Más allá de no representar momentos dramáticos claves, sino más bien mesetas de la narración suspendidas en una relativa calma, hay dos escenas que resultan cruciales a la hora de entender el corazón de Pirañas. La primera es cuando Nicola entra a la casa del hijo del ex capo del barrio: el interior es una mezcla espantosa de rococó y objetos dorados, estatuas de leones, gigantescos televisores y diversos equipos de gimnasia, todo apretado en el mismo lugar; algo así como el sueño desorganizado de un adolescente sobre lo que le gusta y lo que se imagina que debería ser la riqueza, sin idea alguna de estilo y de necesidades.
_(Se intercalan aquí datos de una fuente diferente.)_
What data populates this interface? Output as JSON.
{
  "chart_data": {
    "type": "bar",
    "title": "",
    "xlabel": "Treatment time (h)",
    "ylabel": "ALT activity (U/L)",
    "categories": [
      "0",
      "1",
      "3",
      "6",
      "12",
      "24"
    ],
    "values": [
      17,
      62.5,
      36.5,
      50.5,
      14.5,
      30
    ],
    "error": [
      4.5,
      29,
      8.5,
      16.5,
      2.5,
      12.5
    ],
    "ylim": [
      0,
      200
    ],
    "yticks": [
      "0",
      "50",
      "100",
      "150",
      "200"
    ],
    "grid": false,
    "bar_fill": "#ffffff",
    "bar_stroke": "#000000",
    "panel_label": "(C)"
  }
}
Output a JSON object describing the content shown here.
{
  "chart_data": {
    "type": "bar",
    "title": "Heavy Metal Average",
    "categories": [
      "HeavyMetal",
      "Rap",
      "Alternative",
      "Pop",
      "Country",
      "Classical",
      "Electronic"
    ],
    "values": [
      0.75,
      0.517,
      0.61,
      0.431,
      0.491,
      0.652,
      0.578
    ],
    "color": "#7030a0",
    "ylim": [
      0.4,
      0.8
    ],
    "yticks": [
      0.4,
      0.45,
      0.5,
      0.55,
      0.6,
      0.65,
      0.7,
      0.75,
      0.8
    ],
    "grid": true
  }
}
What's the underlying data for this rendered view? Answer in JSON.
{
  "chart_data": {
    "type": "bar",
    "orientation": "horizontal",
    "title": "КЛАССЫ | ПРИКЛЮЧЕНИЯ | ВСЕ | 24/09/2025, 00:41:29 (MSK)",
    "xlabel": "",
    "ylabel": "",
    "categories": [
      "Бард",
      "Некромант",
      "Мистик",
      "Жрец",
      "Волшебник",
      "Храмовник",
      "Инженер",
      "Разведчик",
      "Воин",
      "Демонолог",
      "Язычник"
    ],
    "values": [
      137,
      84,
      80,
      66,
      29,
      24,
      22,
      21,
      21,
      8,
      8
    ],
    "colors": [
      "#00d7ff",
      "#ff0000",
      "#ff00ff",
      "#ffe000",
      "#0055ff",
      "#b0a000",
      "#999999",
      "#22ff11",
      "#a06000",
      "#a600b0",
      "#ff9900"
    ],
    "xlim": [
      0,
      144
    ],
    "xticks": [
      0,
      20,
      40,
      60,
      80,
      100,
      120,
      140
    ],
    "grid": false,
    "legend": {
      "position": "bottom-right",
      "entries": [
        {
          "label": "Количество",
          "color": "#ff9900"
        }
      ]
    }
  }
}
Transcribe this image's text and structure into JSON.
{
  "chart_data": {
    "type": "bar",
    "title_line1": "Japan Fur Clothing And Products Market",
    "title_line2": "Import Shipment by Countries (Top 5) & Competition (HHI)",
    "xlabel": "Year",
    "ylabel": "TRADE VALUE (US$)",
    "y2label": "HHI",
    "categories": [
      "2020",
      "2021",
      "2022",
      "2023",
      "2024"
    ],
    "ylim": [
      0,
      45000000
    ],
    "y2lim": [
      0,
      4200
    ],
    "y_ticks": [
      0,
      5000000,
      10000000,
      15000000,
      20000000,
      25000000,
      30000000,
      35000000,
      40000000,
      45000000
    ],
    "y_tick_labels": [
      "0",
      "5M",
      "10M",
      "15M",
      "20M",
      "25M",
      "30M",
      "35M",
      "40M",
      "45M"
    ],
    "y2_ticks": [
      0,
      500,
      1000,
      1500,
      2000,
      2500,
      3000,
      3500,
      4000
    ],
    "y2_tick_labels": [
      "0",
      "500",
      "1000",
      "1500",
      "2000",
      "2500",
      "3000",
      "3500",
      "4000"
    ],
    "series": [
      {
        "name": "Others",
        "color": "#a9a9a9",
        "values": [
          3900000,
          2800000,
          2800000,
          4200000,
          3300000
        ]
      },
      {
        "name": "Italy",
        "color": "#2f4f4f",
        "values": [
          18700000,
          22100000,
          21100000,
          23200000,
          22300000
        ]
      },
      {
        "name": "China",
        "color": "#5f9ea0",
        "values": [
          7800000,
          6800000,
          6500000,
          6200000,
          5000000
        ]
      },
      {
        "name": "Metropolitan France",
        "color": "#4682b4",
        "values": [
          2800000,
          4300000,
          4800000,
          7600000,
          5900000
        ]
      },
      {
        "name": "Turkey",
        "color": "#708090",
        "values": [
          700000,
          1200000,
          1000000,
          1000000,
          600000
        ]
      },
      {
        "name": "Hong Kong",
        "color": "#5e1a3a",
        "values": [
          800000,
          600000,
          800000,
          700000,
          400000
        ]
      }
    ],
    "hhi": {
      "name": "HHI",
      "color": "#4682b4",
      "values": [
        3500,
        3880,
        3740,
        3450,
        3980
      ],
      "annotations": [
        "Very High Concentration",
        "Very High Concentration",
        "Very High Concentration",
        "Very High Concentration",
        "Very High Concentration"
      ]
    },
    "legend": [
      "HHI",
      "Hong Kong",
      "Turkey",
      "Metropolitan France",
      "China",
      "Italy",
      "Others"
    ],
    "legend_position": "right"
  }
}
Este estilo terraja será casi trasplantado a la casa de Nicola (como un tumor dorado) cuando alcance su primera fortuna.

La otra escena sucede tras la conquista de los territorios en disputa. Nicola visita con sus compañeros la casa de un capo de la mafia (el responsable de haberle brindado las armas necesarias para tomar el poder) que cumple prisión domiciliaria. Le obsequian un PlayStation 4 con la que juegan. Le dicen: “Para que puedas divertirte mientras no podés salir” y, de algún modo, más allá de lo gracioso de ver a aquel viejo tratando de manejar los controles, esa secuencia es de los comentarios más lúcidos sobre el mundo criminal de hoy en día: las mafias ya no operan en un mundo humano, con dramas y conflictos a escala, sino matando –y matándose– con la simpleza y la inmediatez de un videojuego. En este sentido, casi hay un correlato perfecto con el mundo militar del siglo XXI, con los drones operando como una interfase que hace olvidar al soldado que los blancos siguen siendo humanos y no meramente píxeles. Pirañas asiste de igual modo a un pixelamiento moral en el que, por debajo del carisma y del espíritu comunitario de Nicola, muchas veces no encontramos nada, simplemente un glitch, un hueco colmado de hambre.

Quizá por eso se deshilacha el tercer acto del film. El personaje de Nicola no puede ser mucho más que eso (darle mayor espesor sería traicionarlo) y la tragedia arrecia de una manera un tanto torpe. Así, el film termina antes de que la maquinaria trágica llegue al máximo de su funcionamiento, casi dando la impresión de que es la primera parte de una serie o una trilogía en suspenso. Pero se los ve (ellos se ven) bellos en sus motos, y querer más también es hacer trampa.

Pirañas. De Claudio Giovannesi. Con Francesco Di Napoli y Viviana Aprea. En Cinemateca.